A vida de Kiko Martins podia resumir-se em duas palavras: viagens e comida. Tem 36 anos e também deve ter bicho-carpinteiro: em 2003 arrumou o diploma de Gestão de Marketing na gaveta e quis ir para Paris aprender as artes culinárias com os melhores. E aprendeu mesmo. Passou por cozinhas de altíssimo gabarito (The Fat Duck, Ledoyen ou Eleven), mas foi então que resolveu deixar o avental de lado por uns tempos: casou-se, fez a mala e foi dar a volta ao mundo com a mulher. Juntos sentaram-se à mesa com famílias de 26 países.

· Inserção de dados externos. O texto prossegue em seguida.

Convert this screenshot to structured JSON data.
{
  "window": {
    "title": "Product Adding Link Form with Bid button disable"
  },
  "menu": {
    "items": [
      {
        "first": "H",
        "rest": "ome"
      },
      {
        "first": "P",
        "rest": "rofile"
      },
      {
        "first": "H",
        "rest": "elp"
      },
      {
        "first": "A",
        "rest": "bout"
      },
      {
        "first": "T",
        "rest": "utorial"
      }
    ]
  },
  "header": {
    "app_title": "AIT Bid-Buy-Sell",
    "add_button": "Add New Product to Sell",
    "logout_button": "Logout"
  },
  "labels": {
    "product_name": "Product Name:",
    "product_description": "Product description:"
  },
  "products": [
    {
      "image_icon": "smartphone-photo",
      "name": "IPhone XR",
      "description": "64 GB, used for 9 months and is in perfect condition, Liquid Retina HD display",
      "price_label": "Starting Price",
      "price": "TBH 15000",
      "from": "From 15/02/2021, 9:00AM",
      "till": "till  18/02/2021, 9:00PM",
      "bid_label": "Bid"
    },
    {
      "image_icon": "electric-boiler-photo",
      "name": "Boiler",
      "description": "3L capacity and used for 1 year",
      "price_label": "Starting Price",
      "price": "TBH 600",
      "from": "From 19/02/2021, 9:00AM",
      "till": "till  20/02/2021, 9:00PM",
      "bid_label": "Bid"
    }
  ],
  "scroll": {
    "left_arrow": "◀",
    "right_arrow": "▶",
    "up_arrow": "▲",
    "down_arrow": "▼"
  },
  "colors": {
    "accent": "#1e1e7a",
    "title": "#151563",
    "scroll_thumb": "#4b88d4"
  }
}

Quando regressou a Lisboa, abriu dois restaurantes, O Talho (em 2013) e a Cevicheria (no final de 2014), que o catapultaram para a primeira linha dos chefs da nova geração na capital. Depois de Comer o Mundo – título do seu primeiro livro, fruto dessa grande aventura planetária –, chegou a hora das Jantaradas.
No fundo, é uma espécie de ‘se Maomé não vai à montanha, vai a montanha a Maomé’. Ou seja, se ainda não entrou nos seus restaurantes alfacinhas, pode ter o chef Kiko à sua mesa – a de lá de casa. Não o chef em pessoa, mas as 80 receitas reunidas neste livro, que são um pouco o resultado dessas viagens pelos quatro cantos do globo.
São menus completos para 20 jantares (petisco, entrada, prato principal e sobremesa), onde Kiko Martins cruza sabores de diferentes latitudes, baralha e torna a juntá-los em combinações menos óbvias: o resultado é um “quinoto” (um risoto peruano, que leva quinoa em vez de arroz) de bacalhau e salada de espinafres; couscous de líchias, laranja, gengibre e mascarpone; ou tapioca, transformada em sobremesa tropical (com manga, coco e curd de maracujá).
Para os mais gulosos, ficam as palavras mágicas: mousse de chocolate branco com wasabi e framboesas; leite-creme de erva-príncipe com mirtilos; folhado de nozes e amêndoas com granizado de lima ou uma pavlova de morangos com redução de vinho do porto – um merengue com nome de bailarina russa e que também surte uma espécie de efeito Pavlov: faz salivar só de ler.
Claro que nestas páginas não podia faltar aquilo que deu fama ao seu restaurante O Talho. Da picanha ao sal, aos lombinhos de porco com berbigão, passando pelos tacos de secretos de porco, a ideia não é resistir às tentações da carne. Nem do peixe, ou não fosse ele a estrela da Cevicheria (na sua forma crua e marinada em lima e picante – o ceviche, de origem peruana). Tártaro de salmão asiático com salada de milho, peixe no forno com leite de coco… e por aí fora: o mundo é o limite.
Mais um ponto positivo deste livro: não há listas quilométricas de ingredientes, daquelas cheias de nomes estranhos que não se faz ideia do que sejam nem de onde se encontre tal coisa. Tirando meia dúzia de exceções mais exóticas – como as algas nori (usadas no sushi), o tahini (pasta de sésamo) ou a harissa (pasta picante, do Norte de África), à venda em lojas de produtos naturais e supermercados asiáticos –, tudo o resto é familiar à maioria das despensas, e na pior das hipóteses encontra-se na zona gourmet dos hipermercados (é o caso do azeite de trufa e de cereais como o bulgur ou a quinoa).
E nos dias em que apetece inventar pouco também há alternativas. Lado a lado com esta diversidade geográfica, estão paladares bem portugueses, como o folhado de alheira com arroz de grelos, os crepes de requeijão de Seia com pera rocha e moscatel ou o bacalhau à moda da mãe. A lembrar aquele conforto que traz, depois de cada viagem, o momento do regresso a casa.